The fog crept to its peak in 1952, when Londoners learned a hard lesson: if there was romance and mystery in the murk, there was also death. During the Great Fog of 1952, which cloaked London for four days, some 4,000 people, most of them with respiratory ills, were killed by the polluted air; about twice that number perished later as a direct result of those four terrible days. Until then, a succession of monarchs, Prime Ministers and Parliaments had tried in vain to ban the burning of soft coal, which was largely responsible for the pea-soupers. But the killer fog--followed by a study concluding that air pollution was costing the country about $700 million a year in lost efficiency and cleaning bills--jolted the British into action. In 1956, a Clean Air Act aimed at industrial and domestic air polluters was pushed through Parliament. Most important, the traditional burning of soft coal in hearth grates was prohibited in large areas across Britain.
Bright Buildings. To comply with the new regulations, British industry has spent nearly a billion dollars in the past decade to clean up the emissions from its smokestacks.
London has led the way in smoke control.

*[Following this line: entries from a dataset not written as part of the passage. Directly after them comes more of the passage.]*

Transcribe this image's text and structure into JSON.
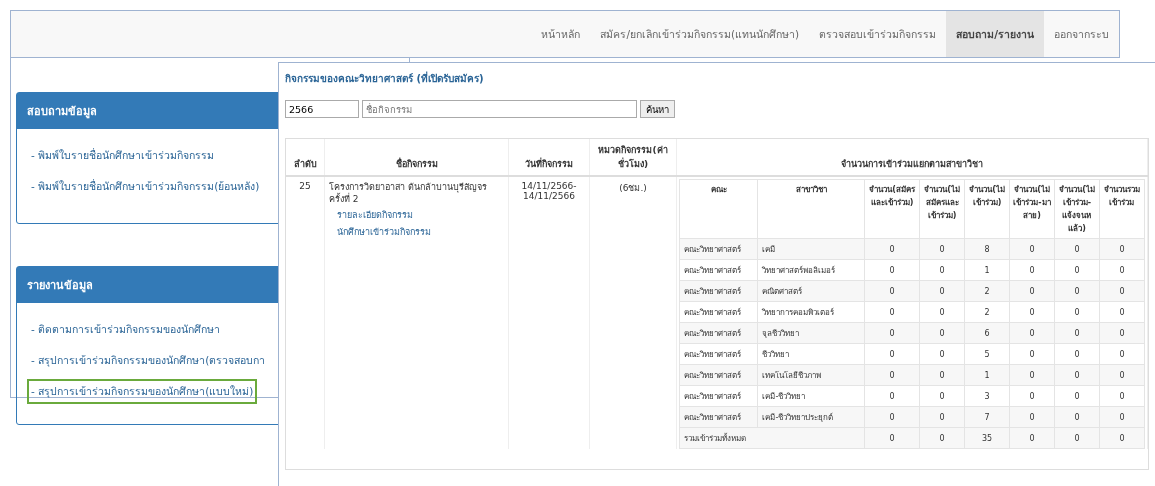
{
  "navbar": {
    "items": [
      {
        "label": "หน้าหลัก",
        "selected": false
      },
      {
        "label": "สมัคร/ยกเลิกเข้าร่วมกิจกรรม(แทนนักศึกษา)",
        "selected": false
      },
      {
        "label": "ตรวจสอบเข้าร่วมกิจกรรม",
        "selected": false
      },
      {
        "label": "สอบถาม/รายงาน",
        "selected": true
      },
      {
        "label": "ออกจากระบ",
        "selected": false
      }
    ]
  },
  "sidebar": {
    "panels": [
      {
        "title": "สอบถามข้อมูล",
        "links": [
          {
            "label": "- พิมพ์ใบรายชื่อนักศึกษาเข้าร่วมกิจกรรม",
            "highlighted": false
          },
          {
            "label": "- พิมพ์ใบรายชื่อนักศึกษาเข้าร่วมกิจกรรม(ย้อนหลัง)",
            "highlighted": false
          }
        ]
      },
      {
        "title": "รายงานข้อมูล",
        "links": [
          {
            "label": "- ติดตามการเข้าร่วมกิจกรรมของนักศึกษา",
            "highlighted": false
          },
          {
            "label": "- สรุปการเข้าร่วมกิจกรรมของนักศึกษา(ตรวจสอบกา",
            "highlighted": false
          },
          {
            "label": "- สรุปการเข้าร่วมกิจกรรมของนักศึกษา(แบบใหม่)",
            "highlighted": true
          }
        ]
      }
    ]
  },
  "popup": {
    "title": "กิจกรรมของคณะวิทยาศาสตร์ (ที่เปิดรับสมัคร)",
    "search": {
      "year": "2566",
      "placeholder": "ชื่อกิจกรรม",
      "button": "ค้นหา"
    },
    "table": {
      "columns": [
        "ลำดับ",
        "ชื่อกิจกรรม",
        "วันที่กิจกรรม",
        "หมวดกิจกรรม(ค่าชั่วโมง)",
        "จำนวนการเข้าร่วมแยกตามสาขาวิชา"
      ],
      "rows": [
        {
          "number": "25",
          "name": "โครงการวิดยาอาสา ต้นกล้าบานบุรีสัญจร ครั้งที่ 2",
          "links": [
            "รายละเอียดกิจกรรม",
            "นักศึกษาเข้าร่วมกิจกรรม"
          ],
          "date": "14/11/2566-14/11/2566",
          "category": "(6ชม.)",
          "breakdown": {
            "columns": [
              "คณะ",
              "สาขาวิชา",
              "จำนวน(สมัครและเข้าร่วม)",
              "จำนวน(ไม่สมัครและเข้าร่วม)",
              "จำนวน(ไม่เข้าร่วม)",
              "จำนวน(ไม่เข้าร่วม-มาสาย)",
              "จำนวน(ไม่เข้าร่วม-แจ้งจนหแล้ว)",
              "จำนวนรวมเข้าร่วม"
            ],
            "rows": [
              {
                "faculty": "คณะวิทยาศาสตร์",
                "major": "เคมี",
                "values": [
                  "0",
                  "0",
                  "8",
                  "0",
                  "0",
                  "0"
                ]
              },
              {
                "faculty": "คณะวิทยาศาสตร์",
                "major": "วิทยาศาสตร์พอลิเมอร์",
                "values": [
                  "0",
                  "0",
                  "1",
                  "0",
                  "0",
                  "0"
                ]
              },
              {
                "faculty": "คณะวิทยาศาสตร์",
                "major": "คณิตศาสตร์",
                "values": [
                  "0",
                  "0",
                  "2",
                  "0",
                  "0",
                  "0"
                ]
              },
              {
                "faculty": "คณะวิทยาศาสตร์",
                "major": "วิทยาการคอมพิวเตอร์",
                "values": [
                  "0",
                  "0",
                  "2",
                  "0",
                  "0",
                  "0"
                ]
              },
              {
                "faculty": "คณะวิทยาศาสตร์",
                "major": "จุลชีววิทยา",
                "values": [
                  "0",
                  "0",
                  "6",
                  "0",
                  "0",
                  "0"
                ]
              },
              {
                "faculty": "คณะวิทยาศาสตร์",
                "major": "ชีววิทยา",
                "values": [
                  "0",
                  "0",
                  "5",
                  "0",
                  "0",
                  "0"
                ]
              },
              {
                "faculty": "คณะวิทยาศาสตร์",
                "major": "เทคโนโลยีชีวภาพ",
                "values": [
                  "0",
                  "0",
                  "1",
                  "0",
                  "0",
                  "0"
                ]
              },
              {
                "faculty": "คณะวิทยาศาสตร์",
                "major": "เคมี-ชีววิทยา",
                "values": [
                  "0",
                  "0",
                  "3",
                  "0",
                  "0",
                  "0"
                ]
              },
              {
                "faculty": "คณะวิทยาศาสตร์",
                "major": "เคมี-ชีววิทยาประยุกต์",
                "values": [
                  "0",
                  "0",
                  "7",
                  "0",
                  "0",
                  "0"
                ]
              }
            ],
            "total": {
              "label": "รวมเข้าร่วมทั้งหมด",
              "values": [
                "0",
                "0",
                "35",
                "0",
                "0",
                "0"
              ]
            }
          }
        }
      ]
    }
  }
}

The 156,000 tons of sooty grime it once belched into the air annually have been cut by 80%, and about three-quarters of the city is actually smokeless. "We estimate that London now gets 50% more sunlight in the winter than before the act," says Lord Kennet. What is more, many of Britain's public buildings have been scrubbed down and look brighter than they have in decades, if not centuries.
Perhaps the most pleasing result, for London bird watchers at least, is that the songbirds missing from the city for almost a century are returning. The first house martins in nearly 80 years have been found nesting near Primrose Hill. Elsewhere, rare birds such as the snow bunting, the hoopoe, the great northern diver and the bearded tit have reappeared. It may be only a matter of time before nightingales return to sing once again in Berkeley Square.